The conventional wisdom, well captured recently by Ethan Mollick, is that LLMs are advancing exponentially. A few days ago, in very popular blog post, Mollick claimed that “the current best estimates of the rate of improvement in Large Language models show capabilities doubling every 5 to 14 months”...
I think this article does a good job of asking the question "what are we really measuring when we talk about LLM accuracy?" If you judge an LLM by its: hallucinations, ability analyze images, ability to critically analyze text, etc. you're going to see low scores for all LLMs.
The only metric an LLM should excel at is "did it generate human readable and contextually relevant text?" I think we've all forgotten the humble origins of "AI" chat bots. They often struggled to generate anything more than a few sentences of relevant text. They often made syntactical errors. Modern LLMs solved these issues quite well. They can produce long form content which is coherent and syntactically error free.
However the content makes no guarantees to be accurate or critically meaningful. Whilst it is often critically meaningful, it is certainly capable of half-assed answers that dodge difficult questions. LLMs are approaching 95% "accuracy" if you think of them as good human text fakers. They are pretty impressive at that. But people keep expecting them to do their math homework, analyze contracts, and generate perfectly valid content. They just aren't even built to do that. We work really hard just to keep them from hallucinating as much as they do.
I think the desperation to see these things essentially become indistinguishable from humans is causing us to lose sight of the real progress that's been made. We're probably going to hit a wall with this method. But this breakthrough has made AI a viable technology for a lot of jobs. So it's definitely a breakthrough. I just think either I finitely larger models (of which we can't seem to generate the data for) or new models will be required to leap to the next level.

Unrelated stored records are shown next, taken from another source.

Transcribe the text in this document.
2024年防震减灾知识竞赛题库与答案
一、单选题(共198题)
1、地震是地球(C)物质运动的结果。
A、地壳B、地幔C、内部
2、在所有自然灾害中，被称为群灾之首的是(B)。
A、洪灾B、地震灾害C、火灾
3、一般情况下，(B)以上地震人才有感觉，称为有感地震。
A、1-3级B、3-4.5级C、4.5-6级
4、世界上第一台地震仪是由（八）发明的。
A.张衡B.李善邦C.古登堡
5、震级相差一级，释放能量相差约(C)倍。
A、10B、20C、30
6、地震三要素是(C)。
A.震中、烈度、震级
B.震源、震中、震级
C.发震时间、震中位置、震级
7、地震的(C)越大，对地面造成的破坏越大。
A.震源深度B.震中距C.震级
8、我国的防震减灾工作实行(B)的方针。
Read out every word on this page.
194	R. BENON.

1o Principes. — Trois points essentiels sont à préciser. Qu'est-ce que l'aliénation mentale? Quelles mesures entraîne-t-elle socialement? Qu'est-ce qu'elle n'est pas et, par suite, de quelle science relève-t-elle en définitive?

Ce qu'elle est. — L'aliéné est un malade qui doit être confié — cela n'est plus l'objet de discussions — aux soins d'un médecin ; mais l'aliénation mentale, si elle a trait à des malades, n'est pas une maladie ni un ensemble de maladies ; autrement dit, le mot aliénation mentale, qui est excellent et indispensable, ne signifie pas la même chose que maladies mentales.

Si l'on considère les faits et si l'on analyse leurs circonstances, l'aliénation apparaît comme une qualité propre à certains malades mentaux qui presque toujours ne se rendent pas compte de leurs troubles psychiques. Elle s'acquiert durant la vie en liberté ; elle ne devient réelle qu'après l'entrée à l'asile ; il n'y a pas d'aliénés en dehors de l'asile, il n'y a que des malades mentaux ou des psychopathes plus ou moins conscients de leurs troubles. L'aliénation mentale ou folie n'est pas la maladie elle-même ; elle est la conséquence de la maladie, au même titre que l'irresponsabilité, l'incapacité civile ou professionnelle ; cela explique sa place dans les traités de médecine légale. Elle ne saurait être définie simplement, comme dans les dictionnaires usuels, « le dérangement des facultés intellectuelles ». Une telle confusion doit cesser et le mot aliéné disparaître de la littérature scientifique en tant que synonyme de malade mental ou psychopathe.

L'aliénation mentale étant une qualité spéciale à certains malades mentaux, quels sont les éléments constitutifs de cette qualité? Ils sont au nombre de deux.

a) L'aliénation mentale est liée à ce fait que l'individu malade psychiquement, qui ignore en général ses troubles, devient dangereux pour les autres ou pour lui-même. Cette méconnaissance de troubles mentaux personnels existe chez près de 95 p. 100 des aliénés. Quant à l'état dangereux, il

But people keep expecting them to do their math homework, analyze contracts, and generate perfectly valid content
People expect that because that's how they are marketed. The problem is that there's an uncontrolled hype going on with AI these days. To the point of a financial bubble, with companies investing a lot of time and money now, based on the promise that AI will save them time and money in the future. AI has become a cult. The author of the article does a good job in setting the right expectations.
I guess ChatGPT 4 has wised up. I'm curious now. Will try it.
Edit: Yup, you're right. It says "bro, you cray cray." But if I tell it that it's a recent math model, then it will say "Well, I guess in that model it's 7, but that's not standard."